La STS 620/2026 acierta en sus conclusiones principales. El análisis competencial es riguroso y coherente con una jurisprudencia constitucional bien consolidada: la distinción entre la función de registro —competencia autonómica en materia de turismo y vivienda— y la función de coordinación informativa —que el Estado puede ejercer legítimamente al amparo del artículo 149.1.13.ª CE— es técnicamente sólida y proporciona una guía útil para futuros ejercicios regulatorios. Merece también una valoración positiva el rechazo de la excepción de desviación procesal y la delimitación precisa del título estadístico del artículo 149.1.31.ª CE, aplicado con mesura para salvar la VUDA y las obligaciones de intercambio de datos. 

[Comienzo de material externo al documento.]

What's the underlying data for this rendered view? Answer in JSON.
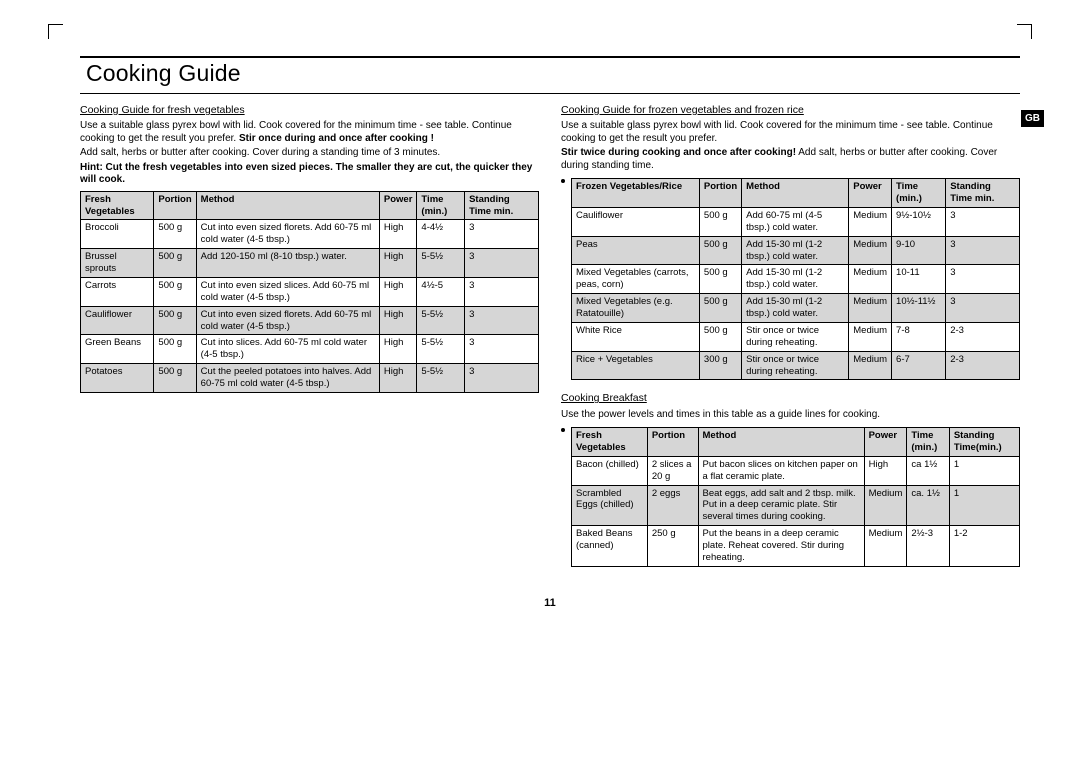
{
  "page": {
    "title": "Cooking Guide",
    "region_tag": "GB",
    "page_number": "11"
  },
  "left": {
    "heading": "Cooking Guide for fresh vegetables",
    "intro1": "Use a suitable glass pyrex bowl with lid. Cook covered for the minimum time - see table. Continue cooking to get the result you prefer. ",
    "intro_bold": "Stir once during and once after cooking !",
    "intro2": "Add salt, herbs or butter after cooking. Cover during a standing time of 3 minutes.",
    "hint_bold": "Hint: Cut the fresh vegetables into even sized pieces. The smaller they are cut, the quicker they will cook.",
    "table": {
      "headers": [
        "Fresh Vegetables",
        "Portion",
        "Method",
        "Power",
        "Time (min.)",
        "Standing Time min."
      ],
      "rows": [
        {
          "shade": false,
          "cells": [
            "Broccoli",
            "500 g",
            "Cut into even sized florets. Add 60-75 ml cold water (4-5 tbsp.)",
            "High",
            "4-4½",
            "3"
          ]
        },
        {
          "shade": true,
          "cells": [
            "Brussel sprouts",
            "500 g",
            "Add 120-150 ml (8-10 tbsp.) water.",
            "High",
            "5-5½",
            "3"
          ]
        },
        {
          "shade": false,
          "cells": [
            "Carrots",
            "500 g",
            "Cut into even sized slices. Add 60-75 ml cold water (4-5 tbsp.)",
            "High",
            "4½-5",
            "3"
          ]
        },
        {
          "shade": true,
          "cells": [
            "Cauliflower",
            "500 g",
            "Cut into even sized florets. Add 60-75 ml cold water (4-5 tbsp.)",
            "High",
            "5-5½",
            "3"
          ]
        },
        {
          "shade": false,
          "cells": [
            "Green Beans",
            "500 g",
            "Cut into slices. Add 60-75 ml cold water (4-5 tbsp.)",
            "High",
            "5-5½",
            "3"
          ]
        },
        {
          "shade": true,
          "cells": [
            "Potatoes",
            "500 g",
            "Cut the peeled potatoes into halves. Add 60-75 ml cold water (4-5 tbsp.)",
            "High",
            "5-5½",
            "3"
          ]
        }
      ]
    }
  },
  "right": {
    "heading": "Cooking Guide for frozen vegetables and frozen rice",
    "intro1": "Use a suitable glass pyrex bowl with lid. Cook covered for the minimum time - see table. Continue cooking to get the result you prefer.",
    "intro_bold": "Stir twice during cooking and once after cooking!",
    "intro2": " Add salt, herbs or butter after cooking. Cover during standing time.",
    "table": {
      "headers": [
        "Frozen Vegetables/Rice",
        "Portion",
        "Method",
        "Power",
        "Time (min.)",
        "Standing Time min."
      ],
      "rows": [
        {
          "shade": false,
          "cells": [
            "Cauliflower",
            "500 g",
            "Add 60-75 ml (4-5 tbsp.) cold water.",
            "Medium",
            "9½-10½",
            "3"
          ]
        },
        {
          "shade": true,
          "cells": [
            "Peas",
            "500 g",
            "Add 15-30 ml (1-2 tbsp.) cold water.",
            "Medium",
            "9-10",
            "3"
          ]
        },
        {
          "shade": false,
          "cells": [
            "Mixed Vegetables (carrots, peas, corn)",
            "500 g",
            "Add 15-30 ml (1-2 tbsp.) cold water.",
            "Medium",
            "10-11",
            "3"
          ]
        },
        {
          "shade": true,
          "cells": [
            "Mixed Vegetables (e.g. Ratatouille)",
            "500 g",
            "Add 15-30 ml (1-2 tbsp.) cold water.",
            "Medium",
            "10½-11½",
            "3"
          ]
        },
        {
          "shade": false,
          "cells": [
            "White Rice",
            "500 g",
            "Stir once or twice during reheating.",
            "Medium",
            "7-8",
            "2-3"
          ]
        },
        {
          "shade": true,
          "cells": [
            "Rice + Vegetables",
            "300 g",
            "Stir once or twice during reheating.",
            "Medium",
            "6-7",
            "2-3"
          ]
        }
      ]
    },
    "breakfast_heading": "Cooking Breakfast",
    "breakfast_intro": "Use the power levels and times in this table as a guide lines for cooking.",
    "breakfast_table": {
      "headers": [
        "Fresh Vegetables",
        "Portion",
        "Method",
        "Power",
        "Time (min.)",
        "Standing Time(min.)"
      ],
      "rows": [
        {
          "shade": false,
          "cells": [
            "Bacon (chilled)",
            "2 slices a 20 g",
            "Put bacon slices on kitchen paper on a flat ceramic plate.",
            "High",
            "ca 1½",
            "1"
          ]
        },
        {
          "shade": true,
          "cells": [
            "Scrambled Eggs (chilled)",
            "2 eggs",
            "Beat eggs, add salt and 2 tbsp. milk. Put in a deep ceramic plate. Stir several times during cooking.",
            "Medium",
            "ca. 1½",
            "1"
          ]
        },
        {
          "shade": false,
          "cells": [
            "Baked Beans (canned)",
            "250 g",
            "Put the beans in a deep ceramic plate. Reheat covered. Stir during reheating.",
            "Medium",
            "2½-3",
            "1-2"
          ]
        }
      ]
    }
  }
}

No obstante, el fallo presenta limitaciones relevantes. Al eliminar el registro único sin ofrecer una solución transitoria, deja un vacío que la sola supervivencia de la VUDA no puede colmar: la ventanilla única necesita datos que procesar, y esos datos dependen ahora de la voluntad de coordinación de diecisiete comunidades autónomas con regímenes heterogéneos. A ello se suma que el fallo no dice nada sobre quienes ya tramitaron el NRUA de buena fe, asumiendo costes y cargas administrativas ante dos administraciones distintas, y que ahora ven ese esfuerzo anulado sin compensación. 

En suma, la sentencia confirma que el Estado carece de instrumentos suficientes para articular respuestas unitarias a problemas que, siendo locales en su manifestación, tienen causas y efectos nacionales y europeos. El alquiler de corta duración es un ejemplo paradigmático de esa tensión entre la escala de los fenómenos económicos contemporáneos y un sistema de distribución competencial diseñado para otro contexto. La vía judicial puede delimitar esa tensión, pero no resolverla.